I have cancer, and I'm eating a peach on the front porch in the cooling evening breeze.
I have toxic chemotherapy currently working to kill every rapidly dividing cell in my body; but the sound of my kiddo's starting to wind down, the sight of Piper Dawn Doggie chasing her tail trying to get someone to pay attention and play with her, and the everyday normalcy of car doors shutting and neighbors out walking and talking in companionship makes it somehow okay.
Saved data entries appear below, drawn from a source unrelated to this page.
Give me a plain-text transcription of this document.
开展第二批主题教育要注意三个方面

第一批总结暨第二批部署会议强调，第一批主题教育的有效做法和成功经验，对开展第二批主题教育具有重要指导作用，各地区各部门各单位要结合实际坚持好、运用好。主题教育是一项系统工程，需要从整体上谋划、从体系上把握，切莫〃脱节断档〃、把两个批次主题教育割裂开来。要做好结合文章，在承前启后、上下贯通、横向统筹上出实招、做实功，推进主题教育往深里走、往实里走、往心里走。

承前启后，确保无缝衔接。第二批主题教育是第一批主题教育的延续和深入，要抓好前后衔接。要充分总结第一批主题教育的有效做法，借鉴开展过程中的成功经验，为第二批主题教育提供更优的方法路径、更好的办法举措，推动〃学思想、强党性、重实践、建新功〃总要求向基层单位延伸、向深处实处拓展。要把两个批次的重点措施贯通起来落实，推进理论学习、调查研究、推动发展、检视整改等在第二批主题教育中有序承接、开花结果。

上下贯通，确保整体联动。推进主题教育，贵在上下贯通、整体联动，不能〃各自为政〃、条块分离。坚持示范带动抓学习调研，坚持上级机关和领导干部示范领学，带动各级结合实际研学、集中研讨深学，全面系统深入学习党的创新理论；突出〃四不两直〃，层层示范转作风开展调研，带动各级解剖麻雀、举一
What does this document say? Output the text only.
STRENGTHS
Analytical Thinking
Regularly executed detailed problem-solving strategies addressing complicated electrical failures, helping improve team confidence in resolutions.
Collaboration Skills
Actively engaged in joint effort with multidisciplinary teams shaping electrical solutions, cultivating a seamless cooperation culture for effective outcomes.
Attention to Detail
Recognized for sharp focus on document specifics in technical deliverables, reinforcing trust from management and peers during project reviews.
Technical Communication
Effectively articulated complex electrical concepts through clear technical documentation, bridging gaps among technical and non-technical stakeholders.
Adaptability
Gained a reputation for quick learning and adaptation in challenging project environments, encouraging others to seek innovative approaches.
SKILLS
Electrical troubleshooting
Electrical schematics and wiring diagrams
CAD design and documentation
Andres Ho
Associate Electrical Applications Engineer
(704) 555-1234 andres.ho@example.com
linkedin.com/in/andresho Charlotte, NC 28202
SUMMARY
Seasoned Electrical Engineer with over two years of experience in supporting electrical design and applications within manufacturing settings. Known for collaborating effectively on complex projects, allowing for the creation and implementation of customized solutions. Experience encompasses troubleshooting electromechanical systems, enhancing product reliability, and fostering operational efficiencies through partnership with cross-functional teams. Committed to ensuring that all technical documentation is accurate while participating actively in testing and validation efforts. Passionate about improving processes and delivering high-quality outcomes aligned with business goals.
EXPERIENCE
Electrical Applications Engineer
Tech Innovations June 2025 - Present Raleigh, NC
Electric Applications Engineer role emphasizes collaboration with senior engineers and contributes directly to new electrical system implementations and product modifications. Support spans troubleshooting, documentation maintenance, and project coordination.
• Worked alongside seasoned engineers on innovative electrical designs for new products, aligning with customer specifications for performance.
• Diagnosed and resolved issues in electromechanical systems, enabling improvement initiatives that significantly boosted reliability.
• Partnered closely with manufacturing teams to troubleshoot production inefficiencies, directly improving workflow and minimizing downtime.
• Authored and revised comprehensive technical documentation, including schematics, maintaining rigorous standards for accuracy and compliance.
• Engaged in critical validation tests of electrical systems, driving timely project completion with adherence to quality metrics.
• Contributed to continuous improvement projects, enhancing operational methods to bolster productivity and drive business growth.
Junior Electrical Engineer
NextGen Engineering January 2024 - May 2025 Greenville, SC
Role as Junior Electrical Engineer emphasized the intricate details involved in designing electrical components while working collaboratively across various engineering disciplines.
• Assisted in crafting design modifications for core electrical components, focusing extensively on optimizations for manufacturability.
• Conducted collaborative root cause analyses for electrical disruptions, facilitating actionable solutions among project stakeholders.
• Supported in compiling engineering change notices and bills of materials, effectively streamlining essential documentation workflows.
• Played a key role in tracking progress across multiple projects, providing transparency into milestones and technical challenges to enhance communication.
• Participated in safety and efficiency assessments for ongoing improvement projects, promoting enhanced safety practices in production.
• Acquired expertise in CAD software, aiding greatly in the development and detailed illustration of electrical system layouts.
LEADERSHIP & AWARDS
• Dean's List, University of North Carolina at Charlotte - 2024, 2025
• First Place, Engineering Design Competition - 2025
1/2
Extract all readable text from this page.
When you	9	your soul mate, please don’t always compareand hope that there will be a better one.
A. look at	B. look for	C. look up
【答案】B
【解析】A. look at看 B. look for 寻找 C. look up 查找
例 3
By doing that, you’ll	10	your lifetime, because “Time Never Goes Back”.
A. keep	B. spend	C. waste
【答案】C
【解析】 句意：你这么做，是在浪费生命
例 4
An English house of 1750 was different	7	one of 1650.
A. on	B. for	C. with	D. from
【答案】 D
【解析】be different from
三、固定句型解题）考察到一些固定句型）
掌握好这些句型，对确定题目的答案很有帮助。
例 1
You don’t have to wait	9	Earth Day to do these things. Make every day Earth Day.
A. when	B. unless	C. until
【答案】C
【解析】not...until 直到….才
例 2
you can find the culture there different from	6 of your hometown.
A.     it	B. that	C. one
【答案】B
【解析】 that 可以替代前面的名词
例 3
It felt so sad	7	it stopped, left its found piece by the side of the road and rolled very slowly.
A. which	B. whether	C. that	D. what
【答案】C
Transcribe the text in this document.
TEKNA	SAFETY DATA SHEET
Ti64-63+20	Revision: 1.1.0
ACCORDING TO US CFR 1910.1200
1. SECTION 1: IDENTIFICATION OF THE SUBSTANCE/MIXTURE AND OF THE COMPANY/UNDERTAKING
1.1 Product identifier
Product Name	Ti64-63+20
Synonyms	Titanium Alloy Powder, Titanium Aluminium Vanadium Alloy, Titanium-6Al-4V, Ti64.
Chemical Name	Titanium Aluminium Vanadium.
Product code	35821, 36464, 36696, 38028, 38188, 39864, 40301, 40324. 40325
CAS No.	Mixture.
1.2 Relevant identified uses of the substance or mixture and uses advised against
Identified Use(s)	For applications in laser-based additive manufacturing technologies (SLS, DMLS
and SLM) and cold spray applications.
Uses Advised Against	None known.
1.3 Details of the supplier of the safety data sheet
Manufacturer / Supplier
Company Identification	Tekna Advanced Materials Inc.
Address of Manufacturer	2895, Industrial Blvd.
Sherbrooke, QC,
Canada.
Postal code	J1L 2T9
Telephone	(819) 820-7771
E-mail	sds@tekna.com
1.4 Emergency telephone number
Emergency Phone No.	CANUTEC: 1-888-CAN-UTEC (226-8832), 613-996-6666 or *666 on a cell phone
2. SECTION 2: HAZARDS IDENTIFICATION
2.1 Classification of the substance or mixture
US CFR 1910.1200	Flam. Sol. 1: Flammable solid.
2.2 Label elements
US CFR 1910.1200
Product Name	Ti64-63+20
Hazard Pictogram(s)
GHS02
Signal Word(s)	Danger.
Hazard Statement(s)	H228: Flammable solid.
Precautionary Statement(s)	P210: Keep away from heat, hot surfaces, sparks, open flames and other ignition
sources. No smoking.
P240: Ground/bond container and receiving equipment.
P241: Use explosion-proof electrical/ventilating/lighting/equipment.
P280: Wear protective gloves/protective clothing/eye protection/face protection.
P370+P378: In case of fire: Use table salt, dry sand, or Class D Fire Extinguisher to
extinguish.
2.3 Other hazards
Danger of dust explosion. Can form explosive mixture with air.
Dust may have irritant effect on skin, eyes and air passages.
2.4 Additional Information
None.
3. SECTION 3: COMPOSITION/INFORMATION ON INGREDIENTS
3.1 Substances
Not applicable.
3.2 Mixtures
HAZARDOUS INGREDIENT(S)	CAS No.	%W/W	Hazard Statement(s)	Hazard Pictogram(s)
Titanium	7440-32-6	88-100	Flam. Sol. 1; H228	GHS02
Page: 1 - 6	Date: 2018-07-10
I have a good, no a great, no an utterly balls-out fabulous life and more importantly, the capacity to understand its impermanence. Sure, I have some things that I don't need, ahem, cancer, but I have everything I do need. Right here. Right now. I revel in that comfort and wonder how I got it so good.
Sure, I lose perspective. Sometimes I want to scream and bawl and beat my fists into an unknown foe, unsure of how to handle the weight of my fate staring me in the face. But then good days come, and I forget about the cancer, the chemo, the unknown future, for a while, so blinded by the gratitude that I get to be here, to do this, to enjoy this world and the people in it.
I will soon pick up my Mom at the airport, after traveling 1800 miles to be here. I can't wait to grab her up in my arms and never let her go. And then she will be here to hold my hand during my 8 hr chemo infusion tomorrow.
I have cancer and I'm eating a peach.